Fig. 4.

An expanding FRC network preserves its usual structure and function while extending into medullary cords. Immunofluorescence microscopy of cryostat sections (A and B) or 80-μm-thick vibratome sections (C–F) from draining LNs of PBS- or OVA/Mont-immunized mice were labeled with the indicated antibodies. (A) B220⁺ B cells and CD3⁺ T cells indicate B and T zones, respectively. LYVE-1 stains lymphatic vessels. Consecutive sections show FRC (gp38⁺CD35⁻) and FDC (gp38^+/−CD35⁺) networks, as well as the laminin-positive basement membranes of vessels and conduits. (B) Higher-magnification image of the T zone showing CD31⁺ HEVs (asterisks) and reticular FRCs (gp38⁺) wrapped around fibronectin-positive conduits (open arrows). Conduits are composed of collagen I-positive (Col-I) fibrils surrounded by a laminin-positive basement membrane. (C) Texas (Tx) Red-dextran was injected s.c. at 3.5 d after OVA/Mont immunization, draining LNs isolated 30 min thereafter, followed by their processing for histological labeling. Open arrows highlight TxRed-dextran–positive conduits surrounded by gp38⁺ FRCs; the asterisk denotes an HEV with a perivascular space rich in TxRed-dextran. (D) Vibratome sections of the LN T zone in PBS- and OVA/Mont-immunized mice demonstrating a similar density and architecture as for the gp38⁺ FRC network.
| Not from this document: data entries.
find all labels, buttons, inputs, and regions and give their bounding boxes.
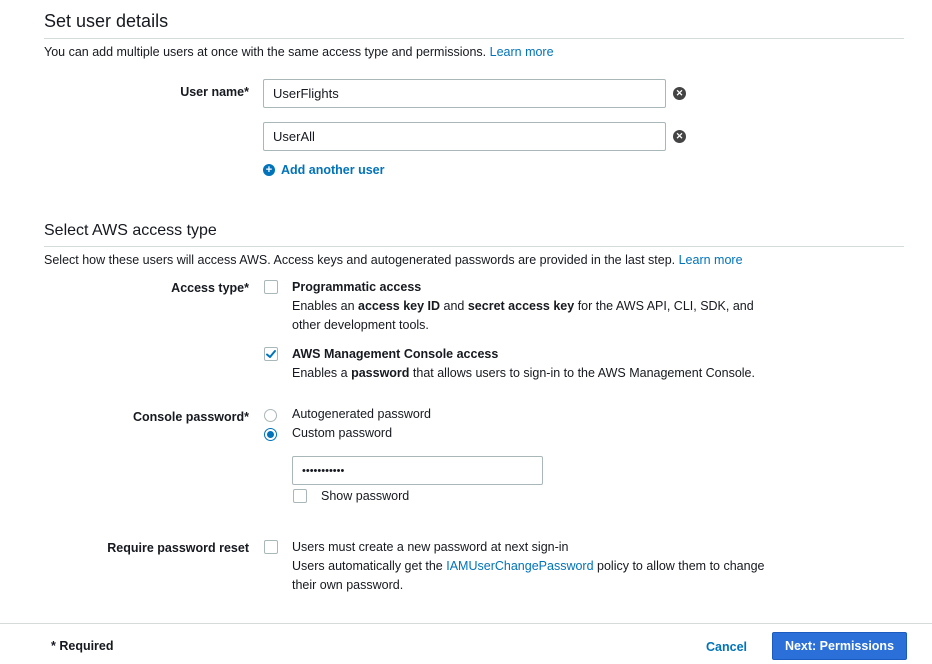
custom-password-input[interactable] xyxy=(292,456,543,485)
section-title-user-details: Set user details xyxy=(44,11,169,31)
learn-more-link[interactable]: Learn more xyxy=(679,253,743,267)
access-type-description-text: Select how these users will access AWS. … xyxy=(44,253,676,267)
desc-text: Enables an xyxy=(292,299,359,313)
desc-text: Users automatically get the xyxy=(292,559,447,573)
console-access-checkbox[interactable] xyxy=(264,347,278,361)
user-details-description: You can add multiple users at once with … xyxy=(44,45,554,59)
footer-divider xyxy=(0,623,932,624)
desc-text: that allows users to sign-in to the AWS … xyxy=(409,366,755,380)
access-type-label: Access type* xyxy=(171,281,249,295)
show-password-label: Show password xyxy=(321,489,410,503)
autogenerated-password-label: Autogenerated password xyxy=(292,407,431,421)
console-access-description: Enables a password that allows users to … xyxy=(292,364,755,383)
require-password-reset-checkbox[interactable] xyxy=(264,540,278,554)
remove-user-icon[interactable]: ✕ xyxy=(673,87,686,100)
add-another-user-button[interactable]: + Add another user xyxy=(263,163,385,177)
console-access-title: AWS Management Console access xyxy=(292,347,499,361)
console-password-label: Console password* xyxy=(133,410,249,424)
desc-text: for the AWS API, CLI, SDK, and xyxy=(574,299,754,313)
desc-bold: access key ID xyxy=(358,299,441,313)
plus-circle-icon: + xyxy=(263,164,275,176)
desc-text: and xyxy=(440,299,468,313)
required-note: * Required xyxy=(51,639,114,653)
programmatic-access-title: Programmatic access xyxy=(292,280,422,294)
access-type-description: Select how these users will access AWS. … xyxy=(44,253,743,267)
programmatic-access-checkbox[interactable] xyxy=(264,280,278,294)
section-divider xyxy=(44,246,904,247)
user-name-input-2[interactable] xyxy=(263,122,666,151)
cancel-button[interactable]: Cancel xyxy=(706,640,747,654)
learn-more-link[interactable]: Learn more xyxy=(490,45,554,59)
custom-password-radio[interactable] xyxy=(264,428,277,441)
require-password-reset-label: Require password reset xyxy=(107,541,249,555)
desc-bold: secret access key xyxy=(467,299,575,313)
password-reset-description: Users must create a new password at next… xyxy=(292,538,764,595)
add-another-user-label: Add another user xyxy=(281,163,385,177)
desc-text: policy to allow them to change xyxy=(593,559,765,573)
desc-text: Users must create a new password at next… xyxy=(292,540,569,554)
programmatic-access-description: Enables an access key ID and secret acce… xyxy=(292,297,754,335)
next-permissions-button[interactable]: Next: Permissions xyxy=(772,632,907,660)
check-icon xyxy=(266,350,276,358)
iam-user-change-password-link[interactable]: IAMUserChangePassword xyxy=(446,559,593,573)
custom-password-label: Custom password xyxy=(292,426,393,440)
desc-bold: password xyxy=(351,366,410,380)
desc-text: Enables a xyxy=(292,366,352,380)
section-divider xyxy=(44,38,904,39)
desc-text: other development tools. xyxy=(292,318,429,332)
section-title-access-type: Select AWS access type xyxy=(44,222,217,239)
autogenerated-password-radio[interactable] xyxy=(264,409,277,422)
remove-user-icon[interactable]: ✕ xyxy=(673,130,686,143)
desc-text: their own password. xyxy=(292,578,404,592)
user-name-input-1[interactable] xyxy=(263,79,666,108)
show-password-checkbox[interactable] xyxy=(293,489,307,503)
user-name-label: User name* xyxy=(180,85,249,99)
user-details-description-text: You can add multiple users at once with … xyxy=(44,45,487,59)
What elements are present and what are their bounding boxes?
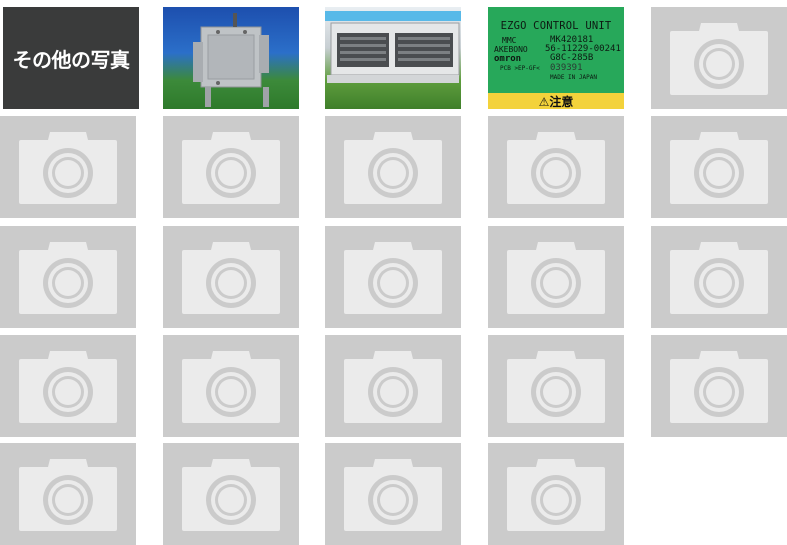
camera-icon	[19, 459, 117, 531]
placeholder-thumbnail[interactable]	[488, 443, 624, 545]
label-header: EZGO CONTROL UNIT	[500, 20, 612, 32]
warning-text: ⚠注意	[538, 95, 574, 109]
placeholder-thumbnail[interactable]	[488, 335, 624, 437]
placeholder-thumbnail[interactable]	[488, 226, 624, 328]
photo-connector	[325, 11, 461, 83]
camera-icon	[507, 351, 605, 423]
label-row-left: omron	[494, 54, 522, 64]
label-made-in: MADE IN JAPAN	[550, 74, 597, 81]
label-row-left: PCB >EP-GF<	[500, 65, 540, 72]
camera-icon	[182, 351, 280, 423]
placeholder-thumbnail[interactable]	[0, 443, 136, 545]
camera-icon	[19, 132, 117, 204]
camera-icon	[182, 459, 280, 531]
placeholder-thumbnail[interactable]	[651, 116, 787, 218]
camera-icon	[507, 132, 605, 204]
photo-thumbnail[interactable]	[325, 7, 461, 109]
placeholder-thumbnail[interactable]	[325, 116, 461, 218]
placeholder-thumbnail[interactable]	[651, 335, 787, 437]
placeholder-thumbnail[interactable]	[0, 226, 136, 328]
placeholder-thumbnail[interactable]	[163, 335, 299, 437]
camera-icon	[344, 459, 442, 531]
placeholder-thumbnail[interactable]	[325, 443, 461, 545]
camera-icon	[182, 242, 280, 314]
camera-icon	[182, 132, 280, 204]
camera-icon	[344, 351, 442, 423]
placeholder-thumbnail[interactable]	[0, 116, 136, 218]
placeholder-thumbnail[interactable]	[488, 116, 624, 218]
label-row-right: 039391	[550, 63, 583, 73]
placeholder-thumbnail[interactable]	[163, 226, 299, 328]
placeholder-thumbnail[interactable]	[163, 443, 299, 545]
camera-icon	[19, 242, 117, 314]
camera-icon	[670, 132, 768, 204]
placeholder-thumbnail[interactable]	[651, 226, 787, 328]
camera-icon	[19, 351, 117, 423]
camera-icon	[670, 23, 768, 95]
camera-icon	[344, 132, 442, 204]
camera-icon	[344, 242, 442, 314]
camera-icon	[507, 242, 605, 314]
photo-thumbnail[interactable]	[163, 7, 299, 109]
camera-icon	[670, 351, 768, 423]
other-photos-button[interactable]: その他の写真	[3, 7, 139, 109]
photo-thumbnail[interactable]: EZGO CONTROL UNIT MMC MK420181 AKEBONO 5…	[488, 7, 624, 109]
label-row-left: AKEBONO	[494, 45, 528, 54]
placeholder-thumbnail[interactable]	[325, 335, 461, 437]
label-row-left: MMC	[502, 36, 517, 45]
other-photos-label: その他の写真	[12, 47, 131, 72]
camera-icon	[670, 242, 768, 314]
placeholder-thumbnail[interactable]	[163, 116, 299, 218]
camera-icon	[507, 459, 605, 531]
photo-control-unit-back	[193, 13, 269, 107]
label-row-right: G8C-285B	[550, 53, 594, 63]
placeholder-thumbnail[interactable]	[0, 335, 136, 437]
placeholder-thumbnail[interactable]	[651, 7, 787, 109]
placeholder-thumbnail[interactable]	[325, 226, 461, 328]
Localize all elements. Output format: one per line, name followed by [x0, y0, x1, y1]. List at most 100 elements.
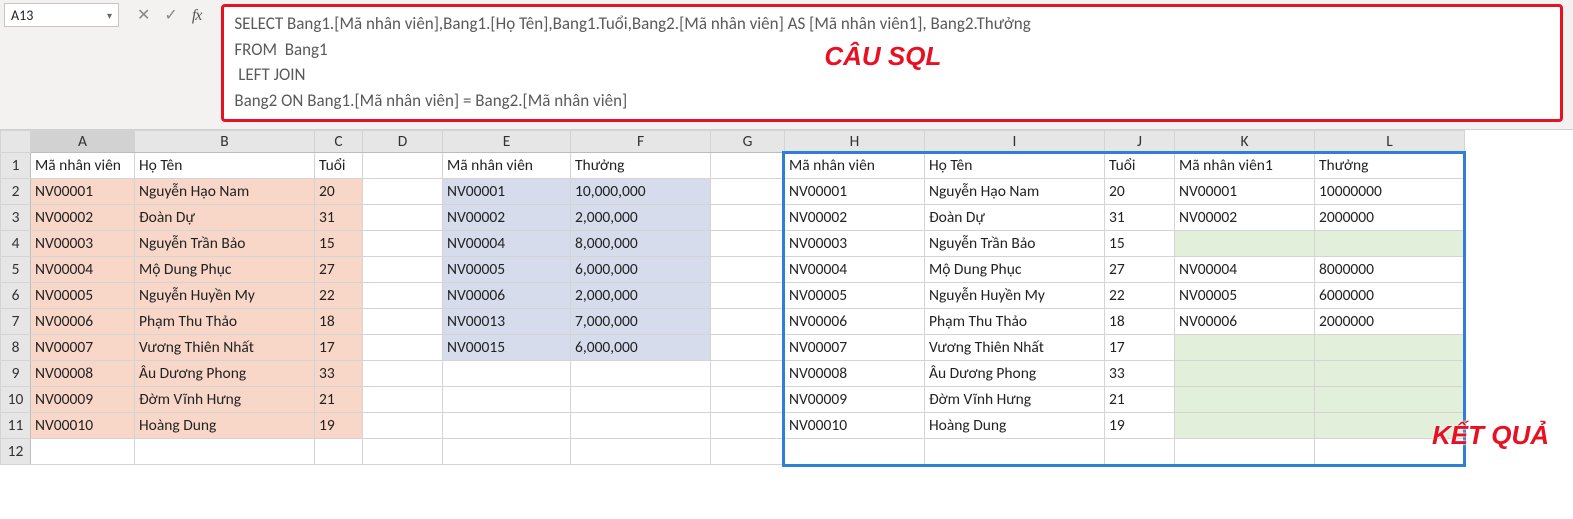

B220⁺ B cells are shown for a size comparison. (E) Filament tracer software was used to quantify the total network length and segment length of individual FRCs in images derived from gp38-labeled vibratome sections (mean ± SD), as shown in D. (F) Vibratome sections showing medullary cords displaying extensive gp38⁺ reticular FRC networks wrapping around laminin-positive structures and connecting with CD31^high HEVs. The cords are demarcated by a thin layer of CD31^intgp38⁺ lymphatic endothelium. Data are representative of two to three experiments with at least two mice and six LNs per mouse. (Scale bars: 100 μm.)